Azurion systems with software release R2.0.x
- Company
- Philips Healthcare
- Recall Initiated
- May 26, 2021
- Recall Number
- Z-0734-2022
- Quantity
- 69 systems
- Firm Location
- Andover, MA
Reason for Recall
In the Azurion system, the user can add a new study to a patient by selecting the option "Add Study". The Add Study dialogue box is then displayed where the Patient Type is selected to perform the study.
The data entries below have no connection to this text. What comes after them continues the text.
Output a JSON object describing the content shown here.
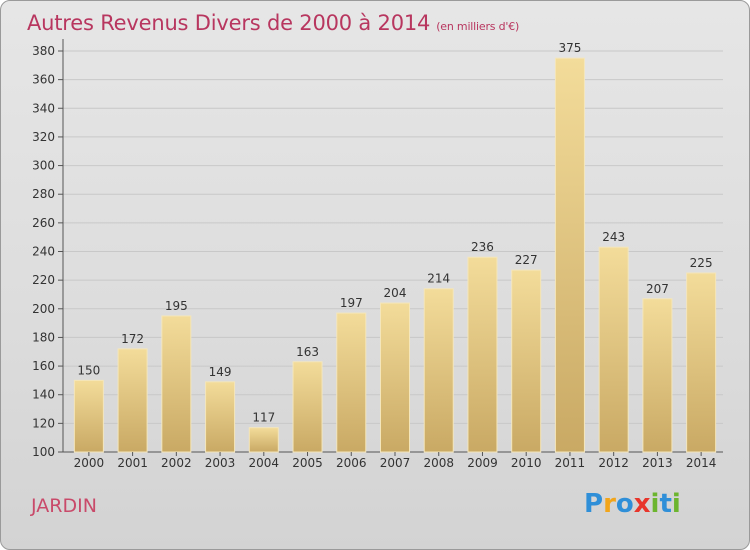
{
  "chart_data": {
    "type": "bar",
    "title": "Autres Revenus Divers de 2000 à 2014",
    "subtitle": "(en milliers d'€)",
    "categories": [
      "2000",
      "2001",
      "2002",
      "2003",
      "2004",
      "2005",
      "2006",
      "2007",
      "2008",
      "2009",
      "2010",
      "2011",
      "2012",
      "2013",
      "2014"
    ],
    "values": [
      150,
      172,
      195,
      149,
      117,
      163,
      197,
      204,
      214,
      236,
      227,
      375,
      243,
      207,
      225
    ],
    "ylim": [
      100,
      380
    ],
    "yticks": [
      100,
      120,
      140,
      160,
      180,
      200,
      220,
      240,
      260,
      280,
      300,
      320,
      340,
      360,
      380
    ],
    "grid": true,
    "bar_color": "#e6cb82"
  },
  "commune": "JARDIN",
  "logo": {
    "letters": [
      "P",
      "r",
      "o",
      "x",
      "i",
      "t",
      "i"
    ],
    "colors": [
      "#2f8fd8",
      "#f2a51a",
      "#2f8fd8",
      "#e8352b",
      "#6cb52f",
      "#2f8fd8",
      "#6cb52f"
    ]
  }
}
Due to a software defect, when the study is initiated by pressing Start Procedure , the Patient Type changes inadvertently to a Patient Type different than the one selected as shown in the Table below. Patient type is one of the factors involved in the dose control process. The incorrect patient type changes the technique factors to be used by the system without notification to the user.
Distribution
US Nationwide Distribution
Lot / Code Info
Model(s) Azurion R2.1
Root Cause
Radiation Control for Health and Safety Act
Action Taken
Philips notified customers of the issue via an Electronic Product Radiation Defect notification letter dated February 8, 2022. Philips Field Service Engineers will schedule an appointment with customers to install the software update. Philips will correct the affected systems at no cost to customers with a software upgrade. For information, contact your local Philips representative: 1-800-722-9377.